SGI takes a different route to opening memory than NumaConnect, but Levine says that following application-relevant testing they’ll be able to report comparisons (and hopefully shed some light on price/performance).

In essence, Numascale’s technology lets users turn a cluster into a shared memory machine by plugging into HyperTransport via the PCI bus using HTX. Numascale is focused on AMD systems for now–they have yet to sync up with Intel, which limits the choices PSC has. Levine says that one of the attractive elements about their work with SGI is that there is a great deal of customization possible. 

According to Einar Rustad, CTO and co-founder of Numascale, “The huge and scalable memory capacity in systems with NumaConnect allows users to operate in the familiar programming and runtime environment they are used to…further, he notes that part of the strength of their approach is that it “eliminates the need for explicit message passing and reduces the overall time to solution.”

The key to Numascale’s attractiveness for a deep memory-focused center like PSC is the ability to tap the company’s interconnect to allow programs to access any memory location or memory-mapped IO device across the entirety of a system. 

While the NUMA technology is not new by any means, Numascale’s technology is focused on using their interconnect system as a low-latency clustering interconnect–and, according to them, at a much lower price point than others although we’ve been unable to scare up information on the price range. 

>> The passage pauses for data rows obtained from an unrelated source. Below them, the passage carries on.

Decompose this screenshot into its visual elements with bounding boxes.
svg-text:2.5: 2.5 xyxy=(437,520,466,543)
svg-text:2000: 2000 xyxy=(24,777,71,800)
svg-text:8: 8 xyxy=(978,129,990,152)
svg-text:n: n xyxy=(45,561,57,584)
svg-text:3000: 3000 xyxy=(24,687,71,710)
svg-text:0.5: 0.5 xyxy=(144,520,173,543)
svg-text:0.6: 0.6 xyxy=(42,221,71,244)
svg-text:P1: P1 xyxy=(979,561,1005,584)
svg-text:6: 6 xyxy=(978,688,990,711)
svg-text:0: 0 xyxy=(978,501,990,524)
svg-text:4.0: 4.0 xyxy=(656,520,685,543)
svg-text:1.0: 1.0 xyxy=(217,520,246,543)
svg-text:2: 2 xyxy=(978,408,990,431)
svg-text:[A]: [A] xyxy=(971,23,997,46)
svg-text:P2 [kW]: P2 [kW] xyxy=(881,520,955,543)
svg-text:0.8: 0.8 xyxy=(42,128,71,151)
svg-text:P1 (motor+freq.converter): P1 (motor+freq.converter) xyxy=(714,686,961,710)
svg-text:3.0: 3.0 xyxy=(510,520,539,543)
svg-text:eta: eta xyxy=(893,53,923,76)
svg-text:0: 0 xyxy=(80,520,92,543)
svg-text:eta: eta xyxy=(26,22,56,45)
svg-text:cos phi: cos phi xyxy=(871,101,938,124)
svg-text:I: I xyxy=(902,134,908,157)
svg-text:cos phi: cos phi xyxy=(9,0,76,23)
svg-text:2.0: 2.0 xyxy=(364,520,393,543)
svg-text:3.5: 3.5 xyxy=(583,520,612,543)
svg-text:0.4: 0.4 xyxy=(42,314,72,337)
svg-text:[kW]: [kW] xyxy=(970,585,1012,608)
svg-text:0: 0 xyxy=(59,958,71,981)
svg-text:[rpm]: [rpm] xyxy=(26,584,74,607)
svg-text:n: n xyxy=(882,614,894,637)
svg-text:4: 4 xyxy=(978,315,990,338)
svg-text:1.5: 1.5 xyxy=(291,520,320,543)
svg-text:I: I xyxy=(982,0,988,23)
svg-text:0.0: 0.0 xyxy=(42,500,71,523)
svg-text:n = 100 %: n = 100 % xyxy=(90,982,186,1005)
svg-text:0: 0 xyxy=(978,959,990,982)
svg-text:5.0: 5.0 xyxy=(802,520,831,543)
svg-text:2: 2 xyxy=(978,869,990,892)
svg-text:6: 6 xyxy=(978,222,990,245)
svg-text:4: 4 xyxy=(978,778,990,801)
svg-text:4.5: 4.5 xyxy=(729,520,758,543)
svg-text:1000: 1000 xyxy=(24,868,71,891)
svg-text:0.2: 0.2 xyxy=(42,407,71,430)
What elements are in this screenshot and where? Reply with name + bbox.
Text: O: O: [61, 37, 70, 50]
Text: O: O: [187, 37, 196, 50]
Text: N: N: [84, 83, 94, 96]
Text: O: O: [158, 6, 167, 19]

During our chat with Levine, he said they have also experimented with other technologies aimed at addressing memory problems outside of hardware. For instance, he pointed to a similar experiment with ScaleMP’s approach and although he didn’t offer details about how it stacked up, he did say it opened some important questions about solving memory problems in software versus hardware–although he noted as well that all assessments are application-dependent.